Mandela saw the trial itself as an opportunity to expose the government for its human rights abuses and insisted he would plead not guilty to the charges of sabotage. He delivered a speech which lasted for several hours during which the country's future president insisted that political freedoms would come to South Africa one day. He also said he was willing to die for his ideal.

In the end, Mandela and his co-accused were found guilty and sentenced to life imprisonment - he was released in 1990. For Joffe, the trial meant that he was shunned by many colleagues and friends and eventually he was banned from the country for 30 years and forced to start a new life and career in Britain.

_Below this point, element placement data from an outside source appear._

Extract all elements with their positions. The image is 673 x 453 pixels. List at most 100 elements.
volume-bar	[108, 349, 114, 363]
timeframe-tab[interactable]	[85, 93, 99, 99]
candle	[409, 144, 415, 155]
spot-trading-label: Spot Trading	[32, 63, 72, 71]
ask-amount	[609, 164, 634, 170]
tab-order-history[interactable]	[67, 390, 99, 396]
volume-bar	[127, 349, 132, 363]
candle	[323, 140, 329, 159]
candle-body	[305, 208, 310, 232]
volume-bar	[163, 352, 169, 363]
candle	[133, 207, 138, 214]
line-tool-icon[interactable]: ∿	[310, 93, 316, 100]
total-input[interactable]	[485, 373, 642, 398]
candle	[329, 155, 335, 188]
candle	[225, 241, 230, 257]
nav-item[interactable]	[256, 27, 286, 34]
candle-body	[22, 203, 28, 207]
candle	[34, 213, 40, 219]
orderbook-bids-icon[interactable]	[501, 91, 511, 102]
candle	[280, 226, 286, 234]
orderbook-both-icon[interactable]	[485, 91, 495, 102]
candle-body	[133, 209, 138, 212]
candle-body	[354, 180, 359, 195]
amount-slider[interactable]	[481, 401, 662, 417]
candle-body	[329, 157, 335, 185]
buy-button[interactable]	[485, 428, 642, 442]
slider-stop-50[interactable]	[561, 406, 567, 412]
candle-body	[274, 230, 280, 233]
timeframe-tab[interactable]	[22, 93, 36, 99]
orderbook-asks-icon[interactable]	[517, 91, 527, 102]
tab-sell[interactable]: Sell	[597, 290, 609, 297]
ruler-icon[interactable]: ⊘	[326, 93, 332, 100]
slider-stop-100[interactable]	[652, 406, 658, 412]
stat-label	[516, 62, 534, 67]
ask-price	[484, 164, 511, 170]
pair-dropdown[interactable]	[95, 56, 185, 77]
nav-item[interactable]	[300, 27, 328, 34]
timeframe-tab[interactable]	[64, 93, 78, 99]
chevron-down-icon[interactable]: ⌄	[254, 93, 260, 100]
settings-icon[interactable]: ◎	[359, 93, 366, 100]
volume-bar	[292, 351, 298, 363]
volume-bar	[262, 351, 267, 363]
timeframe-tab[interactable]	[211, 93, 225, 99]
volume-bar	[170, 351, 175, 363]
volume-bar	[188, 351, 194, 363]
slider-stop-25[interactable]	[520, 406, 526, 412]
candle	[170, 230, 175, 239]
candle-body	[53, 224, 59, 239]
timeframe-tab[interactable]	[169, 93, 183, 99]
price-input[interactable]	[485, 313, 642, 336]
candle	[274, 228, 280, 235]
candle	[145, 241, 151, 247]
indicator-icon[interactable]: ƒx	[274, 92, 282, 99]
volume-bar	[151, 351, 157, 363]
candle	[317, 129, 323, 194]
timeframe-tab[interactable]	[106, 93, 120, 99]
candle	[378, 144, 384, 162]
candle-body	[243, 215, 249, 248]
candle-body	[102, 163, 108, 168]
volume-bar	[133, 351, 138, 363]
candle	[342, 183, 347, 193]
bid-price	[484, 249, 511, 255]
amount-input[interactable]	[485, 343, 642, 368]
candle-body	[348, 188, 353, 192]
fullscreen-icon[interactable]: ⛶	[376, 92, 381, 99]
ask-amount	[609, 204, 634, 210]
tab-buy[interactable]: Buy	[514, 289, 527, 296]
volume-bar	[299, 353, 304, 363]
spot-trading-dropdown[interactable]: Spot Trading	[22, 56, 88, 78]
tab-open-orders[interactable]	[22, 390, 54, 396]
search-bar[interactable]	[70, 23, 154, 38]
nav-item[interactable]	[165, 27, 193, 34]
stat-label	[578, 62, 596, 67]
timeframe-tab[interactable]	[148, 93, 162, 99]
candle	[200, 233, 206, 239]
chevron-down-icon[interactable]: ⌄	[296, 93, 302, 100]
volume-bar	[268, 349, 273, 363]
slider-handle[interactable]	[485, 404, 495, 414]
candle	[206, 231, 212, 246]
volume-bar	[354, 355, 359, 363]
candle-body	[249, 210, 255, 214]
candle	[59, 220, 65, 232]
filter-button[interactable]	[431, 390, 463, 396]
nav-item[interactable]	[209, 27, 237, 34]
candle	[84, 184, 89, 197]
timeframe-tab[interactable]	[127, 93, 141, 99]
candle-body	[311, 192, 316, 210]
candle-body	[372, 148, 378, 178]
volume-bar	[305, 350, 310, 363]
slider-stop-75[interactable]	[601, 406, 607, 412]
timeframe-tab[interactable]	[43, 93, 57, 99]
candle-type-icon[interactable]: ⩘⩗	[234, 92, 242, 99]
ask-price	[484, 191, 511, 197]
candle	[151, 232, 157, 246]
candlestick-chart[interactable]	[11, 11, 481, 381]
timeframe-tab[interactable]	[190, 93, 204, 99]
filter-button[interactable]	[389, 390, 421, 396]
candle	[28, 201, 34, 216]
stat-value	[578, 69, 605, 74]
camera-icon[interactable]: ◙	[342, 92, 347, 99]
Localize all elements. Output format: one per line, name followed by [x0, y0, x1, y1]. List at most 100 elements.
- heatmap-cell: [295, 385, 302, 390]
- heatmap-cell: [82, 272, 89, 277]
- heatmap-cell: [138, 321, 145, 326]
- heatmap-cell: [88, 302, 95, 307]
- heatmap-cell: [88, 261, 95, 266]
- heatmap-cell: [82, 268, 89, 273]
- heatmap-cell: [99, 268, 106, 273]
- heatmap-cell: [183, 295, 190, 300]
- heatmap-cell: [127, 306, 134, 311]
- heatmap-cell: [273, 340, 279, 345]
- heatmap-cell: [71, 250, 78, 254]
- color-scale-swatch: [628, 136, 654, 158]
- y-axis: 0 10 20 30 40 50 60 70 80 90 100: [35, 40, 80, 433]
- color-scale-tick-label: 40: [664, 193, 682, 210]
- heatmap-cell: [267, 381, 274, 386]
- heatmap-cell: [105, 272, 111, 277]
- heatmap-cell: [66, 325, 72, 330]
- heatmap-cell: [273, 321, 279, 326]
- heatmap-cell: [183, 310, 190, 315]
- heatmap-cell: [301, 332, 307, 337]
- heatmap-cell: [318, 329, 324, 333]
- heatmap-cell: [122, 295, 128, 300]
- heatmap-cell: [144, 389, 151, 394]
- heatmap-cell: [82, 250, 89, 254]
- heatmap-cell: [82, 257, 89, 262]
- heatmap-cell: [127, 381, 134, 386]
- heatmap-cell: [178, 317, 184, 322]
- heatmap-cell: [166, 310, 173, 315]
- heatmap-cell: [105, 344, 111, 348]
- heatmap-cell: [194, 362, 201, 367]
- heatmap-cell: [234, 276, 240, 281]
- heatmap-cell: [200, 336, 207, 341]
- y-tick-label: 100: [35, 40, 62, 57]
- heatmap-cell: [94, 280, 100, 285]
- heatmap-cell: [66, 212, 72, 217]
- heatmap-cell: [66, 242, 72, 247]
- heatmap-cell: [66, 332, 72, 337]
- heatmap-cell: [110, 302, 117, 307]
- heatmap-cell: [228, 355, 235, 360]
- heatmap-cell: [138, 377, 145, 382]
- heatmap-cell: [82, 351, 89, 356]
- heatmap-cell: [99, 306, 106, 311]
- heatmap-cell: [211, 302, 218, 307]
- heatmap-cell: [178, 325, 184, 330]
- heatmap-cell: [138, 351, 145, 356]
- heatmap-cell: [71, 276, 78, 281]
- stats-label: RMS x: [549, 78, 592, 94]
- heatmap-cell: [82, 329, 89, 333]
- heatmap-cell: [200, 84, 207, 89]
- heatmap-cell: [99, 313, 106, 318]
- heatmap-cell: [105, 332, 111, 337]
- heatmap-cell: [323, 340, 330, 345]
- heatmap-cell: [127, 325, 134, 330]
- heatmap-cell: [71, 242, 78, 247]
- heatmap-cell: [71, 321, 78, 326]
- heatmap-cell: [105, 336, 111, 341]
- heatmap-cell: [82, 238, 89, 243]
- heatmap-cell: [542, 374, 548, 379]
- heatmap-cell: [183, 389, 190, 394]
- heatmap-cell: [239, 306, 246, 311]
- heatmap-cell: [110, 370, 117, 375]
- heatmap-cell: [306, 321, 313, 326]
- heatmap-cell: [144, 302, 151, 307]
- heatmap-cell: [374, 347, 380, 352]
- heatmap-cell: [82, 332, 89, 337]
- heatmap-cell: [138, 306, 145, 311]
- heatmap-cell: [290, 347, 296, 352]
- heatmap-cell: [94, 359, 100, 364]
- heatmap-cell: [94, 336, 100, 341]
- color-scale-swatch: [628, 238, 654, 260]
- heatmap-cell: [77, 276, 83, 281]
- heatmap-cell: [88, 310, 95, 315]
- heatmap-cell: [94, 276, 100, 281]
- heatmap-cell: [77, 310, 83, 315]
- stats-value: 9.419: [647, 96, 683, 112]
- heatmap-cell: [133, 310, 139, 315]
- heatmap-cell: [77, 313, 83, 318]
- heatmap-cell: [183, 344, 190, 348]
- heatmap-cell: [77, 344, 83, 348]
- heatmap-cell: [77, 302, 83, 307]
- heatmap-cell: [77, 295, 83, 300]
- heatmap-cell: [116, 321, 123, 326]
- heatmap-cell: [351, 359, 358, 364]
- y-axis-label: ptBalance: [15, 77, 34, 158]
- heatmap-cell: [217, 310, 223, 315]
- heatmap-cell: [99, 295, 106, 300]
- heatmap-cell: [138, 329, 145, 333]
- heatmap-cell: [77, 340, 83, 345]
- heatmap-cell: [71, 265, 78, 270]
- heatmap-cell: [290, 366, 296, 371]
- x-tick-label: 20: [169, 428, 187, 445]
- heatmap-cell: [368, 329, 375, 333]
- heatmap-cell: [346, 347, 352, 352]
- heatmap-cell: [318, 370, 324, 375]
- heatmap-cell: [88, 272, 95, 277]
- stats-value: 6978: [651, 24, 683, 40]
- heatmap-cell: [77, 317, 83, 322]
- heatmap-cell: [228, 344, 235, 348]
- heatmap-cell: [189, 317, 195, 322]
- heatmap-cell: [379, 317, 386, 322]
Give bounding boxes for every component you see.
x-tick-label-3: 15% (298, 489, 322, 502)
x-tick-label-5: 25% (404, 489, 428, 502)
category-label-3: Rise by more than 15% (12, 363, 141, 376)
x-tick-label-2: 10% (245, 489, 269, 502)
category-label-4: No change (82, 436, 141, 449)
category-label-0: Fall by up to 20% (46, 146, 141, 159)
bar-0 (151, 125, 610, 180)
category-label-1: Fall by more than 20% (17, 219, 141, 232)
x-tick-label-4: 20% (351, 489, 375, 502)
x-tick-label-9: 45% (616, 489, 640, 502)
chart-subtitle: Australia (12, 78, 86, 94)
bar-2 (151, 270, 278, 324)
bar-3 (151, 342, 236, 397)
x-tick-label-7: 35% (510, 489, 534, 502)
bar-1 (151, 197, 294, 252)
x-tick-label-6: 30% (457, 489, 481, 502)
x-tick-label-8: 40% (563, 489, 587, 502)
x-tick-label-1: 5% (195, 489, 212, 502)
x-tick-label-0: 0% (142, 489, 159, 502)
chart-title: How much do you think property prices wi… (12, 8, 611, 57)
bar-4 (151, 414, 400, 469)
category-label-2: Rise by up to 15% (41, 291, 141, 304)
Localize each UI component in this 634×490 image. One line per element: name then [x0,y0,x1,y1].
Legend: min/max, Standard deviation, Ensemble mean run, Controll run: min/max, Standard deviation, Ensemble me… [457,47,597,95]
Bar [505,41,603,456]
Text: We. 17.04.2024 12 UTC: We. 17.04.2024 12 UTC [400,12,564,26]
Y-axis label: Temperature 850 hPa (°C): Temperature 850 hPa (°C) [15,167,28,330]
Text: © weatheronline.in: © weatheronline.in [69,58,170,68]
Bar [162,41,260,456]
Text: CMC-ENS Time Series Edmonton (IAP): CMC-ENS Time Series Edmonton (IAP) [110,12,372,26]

Unable to practise as a lawyer, he joined Abbey Life Assurance and later co-founded Allied Dunbar, now Zurich. He also established the Allied Dunbar Trust, which gave one per cent of the company's profits to good causes. He was also chairman of Oxfam from 1995 to 2001, where he “was tireless in helping to make Oxfam more effective and providing the best return on donors’ contributions”, the charity said.

He was appointed CBE in 1999 and made a life peer in 2000. Between 2002 and 2006, he made several attempts to introduce the right to euthanasia into British law. "Some people do not want palliative care," he said. "They say: 'I have had a good life and I don't want to spend the last three to four months of my life suffering unbearably or being drugged. It is my right to determine how and when I die.'"

Lord Joffe is survived by his wife Vanetta and their three daughters.